False aneurysms can be treated surgically or by ultrasound guided manual compression. Another method is to inject thrombin into the aneurysm under ultrasound guidance. We evaluated safety and efficacy of this approach in a multicentre registry.
In 595 consecutive patients a pseudoaneurysm (593 femoral arteries, 2 brachial arteries) was diagnosed 0 to 250 days (median 3 days) after a catheter procedure. The diameter of the aneurysm ranged from 0.5x0.5x0.5 (LxWxD) to 8x11x16 cm (median 2x2x1.6 cm). 20 U to 4000 U (median 400 U) of thrombin solution were injected into the aneurysm under ultrasound guidance.The procedure was technically successful in 587/595 (99%) patients.The aneurysms were thrombosed after the first injection in 531 (89%) patients. Thirty-eight (6%) patients needed a second injection and eight (1%) patients, a third injection because residual flow in the aneurysm was visible at follow-up. In four (0.7%) additional patients the thrombosis of the aneurysms was delayed and occurred only after 24 hours to seven days. Six (1%) patients surgery was performed after successful closure of the aneurysm to remove the resulting haematoma. The overall technical success rate was 99% and clinical success was achieved in 96%.Eight (1%) other patients underwent surgery due to thrombin injection failure.Complications occurred in nine patients (1,5%). Intravascular thrombus formation, deep venous thrombosis, pulmonary embolism due to deep venous thrombosis, transient paresthesia in the leg during injection.

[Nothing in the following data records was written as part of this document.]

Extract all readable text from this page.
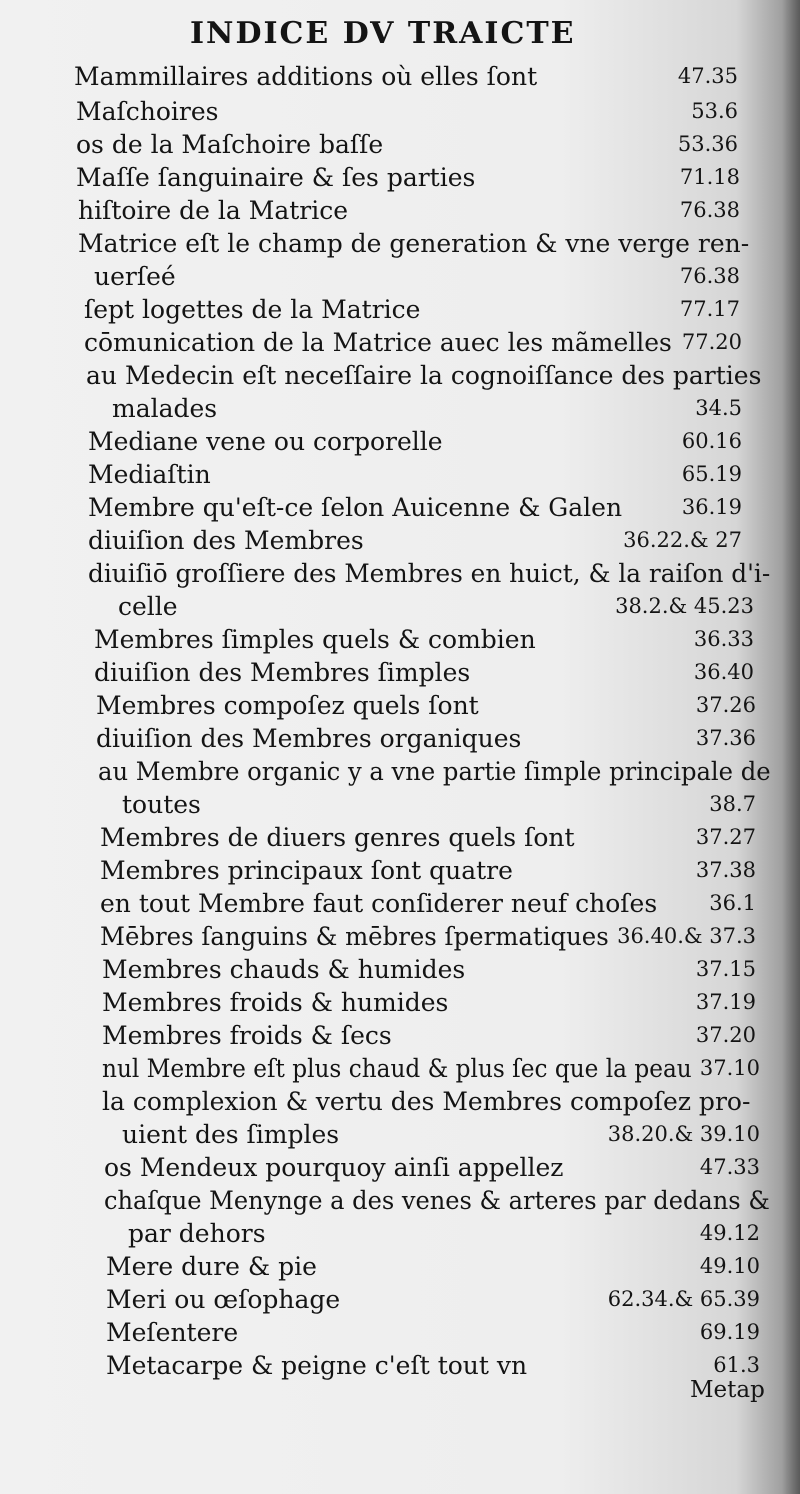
INDICE DV TRAICTE
Mammillaires additions où elles ſont	47.35
Maſchoires	53.6
os de la Maſchoire baſſe	53.36
Maſſe ſanguinaire & ſes parties	71.18
hiſtoire de la Matrice	76.38
Matrice eſt le champ de generation & vne verge ren-
uerſeé	76.38
ſept logettes de la Matrice	77.17
cōmunication de la Matrice auec les mãmelles 77.20
au Medecin eſt neceſſaire la cognoiſſance des parties
malades	34.5
Mediane vene ou corporelle	60.16
Mediaſtin	65.19
Membre qu'eſt-ce ſelon Auicenne & Galen	36.19
diuiſion des Membres	36.22.& 27
diuiſiō groſſiere des Membres en huict, & la raiſon d'i-
celle	38.2.& 45.23
Membres ſimples quels & combien	36.33
diuiſion des Membres ſimples	36.40
Membres compoſez quels ſont	37.26
diuiſion des Membres organiques	37.36
au Membre organic y a vne partie ſimple principale de
toutes	38.7
Membres de diuers genres quels ſont	37.27
Membres principaux ſont quatre	37.38
en tout Membre faut conſiderer neuf choſes 36.1
Mēbres ſanguins & mēbres ſpermatiques 36.40.& 37.3
Membres chauds & humides	37.15
Membres froids & humides	37.19
Membres froids & ſecs	37.20
nul Membre eſt plus chaud & plus ſec que la peau 37.10
la complexion & vertu des Membres compoſez pro-
uient des ſimples	38.20.& 39.10
os Mendeux pourquoy ainſi appellez	47.33
chaſque Menynge a des venes & arteres par dedans &
par dehors	49.12
Mere dure & pie	49.10
Meri ou œſophage	62.34.& 65.39
Meſentere	69.19
Metacarpe & peigne c'eſt tout vn	61.3
Metap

Ultrasound guided thrombin injection is a safe, effective and rapid treatment of false aneurysms. Complications and recurrent pseudoaneurysms are rare.
假性动脉瘤可通过手术治疗或超声引导下手动压迫治疗。另一种方法是在超声引导下将凝血酶注入动脉瘤内。我们在一个多中心登记处评估了这种方法的安全性和有效性。
在595例连续患者中,在导管操作后0至250天(中位数3天)诊断出假性动脉瘤(593例为股动脉,2例为肱动脉)。动脉瘤直径范围为0.5×0.5×0.5(长×宽×深)至8×11×16厘米(中位数2×2×1.6厘米)。在超声引导下将20单位至4000单位(中位数400单位)的凝血酶溶液注入动脉瘤内。该操作在587/595(99%)例患者中技术成功。531例(89%)患者在首次注射后动脉瘤形成血栓。38例(6%)患者需要第二次注射,8例(1%)患者需要第三次注射,因为随访时可见动脉瘤内有残余血流。另外4例(0.7%)患者动脉瘤血栓形成延迟,仅在24小时至7天后发生。6例(1%)患者在动脉瘤成功闭合后进行手术以清除形成的血肿。总体技术成功率为99%,临床成功率为96%。另外8例(1%)患者因凝血酶注射失败接受手术。9例患者(1.5%)出现并发症。血管内血栓形成、深静脉血栓形成、深静脉血栓形成导致的肺栓塞、注射时腿部短暂感觉异常。
超声引导下凝血酶注射是一种安全、有效且快速的假性动脉瘤治疗方法。并发症和复发性假性动脉瘤罕见。